Son armée serait divisée en deux. L’aile droite, forte de 45.000 hommes, dotée de navires de guerre et d’engins de siège, serait placée sous commandement de l’empereur lui-même. Elle longerait la rive droite de l’Euphrate et s’emparerait des places fortes qui jalonnaient le fleuve jusqu’à Ctésiphon, la capitale ennemie. Quant à l’aile gauche de l’armée romaine, constituée d’environ 35.000 hommes, elle ferait jonction avec l’armée du roi Arsace d’Arménie, franchirait le Tigre et ravagerait les contrées situées à l’Est de ce fleuve, privant ainsi l’ennemi de ses approvisionnements et lui coupant toute retraite. Les deux corps de bataille se rejoindraient devant Ctésiphon. Là le Tigre et l’Euphrate ne formaient qu’une mince bande de terre, une véritable nasse, et l’armée perse, prise au piège, serait inexorablement anéantie.
procope – procopius

Julien confia le commandement de l’aile gauche romaine, celle dont dépendait la victoire, à Procope, un sien cousin (?) qui devait avoir une bonne connaissance des affaires orientales puisque, en 358, l’empereur Constance II l’avait envoyé en ambassade auprès du roi de Perse.

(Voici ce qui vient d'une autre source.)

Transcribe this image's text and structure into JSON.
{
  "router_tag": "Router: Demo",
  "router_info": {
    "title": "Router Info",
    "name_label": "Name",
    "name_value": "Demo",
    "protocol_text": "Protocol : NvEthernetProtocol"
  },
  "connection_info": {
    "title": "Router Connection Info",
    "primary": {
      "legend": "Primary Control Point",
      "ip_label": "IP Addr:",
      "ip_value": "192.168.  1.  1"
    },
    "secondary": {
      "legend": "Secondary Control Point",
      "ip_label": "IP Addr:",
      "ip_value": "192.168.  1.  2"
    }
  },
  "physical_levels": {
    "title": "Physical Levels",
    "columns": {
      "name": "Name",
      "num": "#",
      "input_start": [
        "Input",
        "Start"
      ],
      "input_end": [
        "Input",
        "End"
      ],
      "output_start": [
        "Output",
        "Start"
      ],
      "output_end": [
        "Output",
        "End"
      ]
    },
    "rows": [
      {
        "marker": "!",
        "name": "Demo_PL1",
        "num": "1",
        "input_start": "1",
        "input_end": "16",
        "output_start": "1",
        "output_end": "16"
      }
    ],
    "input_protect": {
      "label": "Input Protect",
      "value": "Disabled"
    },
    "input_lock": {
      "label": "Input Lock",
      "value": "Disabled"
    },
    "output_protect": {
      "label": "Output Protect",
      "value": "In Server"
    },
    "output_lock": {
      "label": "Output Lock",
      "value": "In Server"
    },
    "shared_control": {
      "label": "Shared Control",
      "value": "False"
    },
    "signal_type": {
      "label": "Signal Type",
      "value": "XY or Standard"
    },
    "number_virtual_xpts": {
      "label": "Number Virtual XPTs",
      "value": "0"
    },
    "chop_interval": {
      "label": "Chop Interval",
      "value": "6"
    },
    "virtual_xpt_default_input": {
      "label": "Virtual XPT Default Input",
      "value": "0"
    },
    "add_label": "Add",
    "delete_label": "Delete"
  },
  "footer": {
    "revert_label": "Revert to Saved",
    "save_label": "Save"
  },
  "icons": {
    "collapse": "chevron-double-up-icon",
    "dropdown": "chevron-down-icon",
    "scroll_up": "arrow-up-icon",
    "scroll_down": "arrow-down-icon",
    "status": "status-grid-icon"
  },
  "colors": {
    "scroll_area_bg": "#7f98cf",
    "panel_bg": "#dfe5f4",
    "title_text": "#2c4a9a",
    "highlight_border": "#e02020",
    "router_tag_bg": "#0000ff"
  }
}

Mais Procope ne remplit pas la mission que Julien lui avait confiée. Lui et son armée restèrent planqués en Arménie, l’arme au pied. De lourds soupçons de trahison pèsent sur lui. En effet, le bruit courut qu’avant d’entrer en campagne, Julien aurait remis à Procope un manteau de pourpre, symbole de la dignité impériale, lui conseillant de le revêtir s’il lui arrivait malheur à la guerre. Ce qui revenait à dire que Julien aurait fait de lui son héritier légitime. Dévoré d’ambition, Procope aurait alors décidé d’abandonner Julien et ses légions à leur sort… d’autant plus que son allié, le roi d’Arménie Arsace, un Chrétien qui répugnait à collaborer avec un empereur apostat, l’incitait également à rester inactif.

L’empereur, privé de toute son aile gauche qui devait compléter l’encerclement des Perses, fut donc contraint à une exténuante course-poursuite en plein territoire ennemi. Julien trouva la mort en combattant, sans doute assassiné par un de ses propres soldats, un Chrétien. (26 juin 363)

Naturellement, les soldats de Julien, victorieux mais encerclés par les débris de l’armée perse et perdus au plein territoire ennemi, gardèrent une mauvaise dent à ce Procope qu’ils jugeaient, non sans raison, responsable de la situation critique où ils se trouvaient. Ils ne tinrent donc compte ni de ses droits dynastiques ni de l’hypothétique manteau de pourpre de Julien et choisirent Jovien comme empereur. À défaut d’être brillant, lui au moins était sur place et partageait leurs peines. De plus, tout chrétien qu’il fût, il était resté fidèle à l’empereur défunt. (Fin juin 363).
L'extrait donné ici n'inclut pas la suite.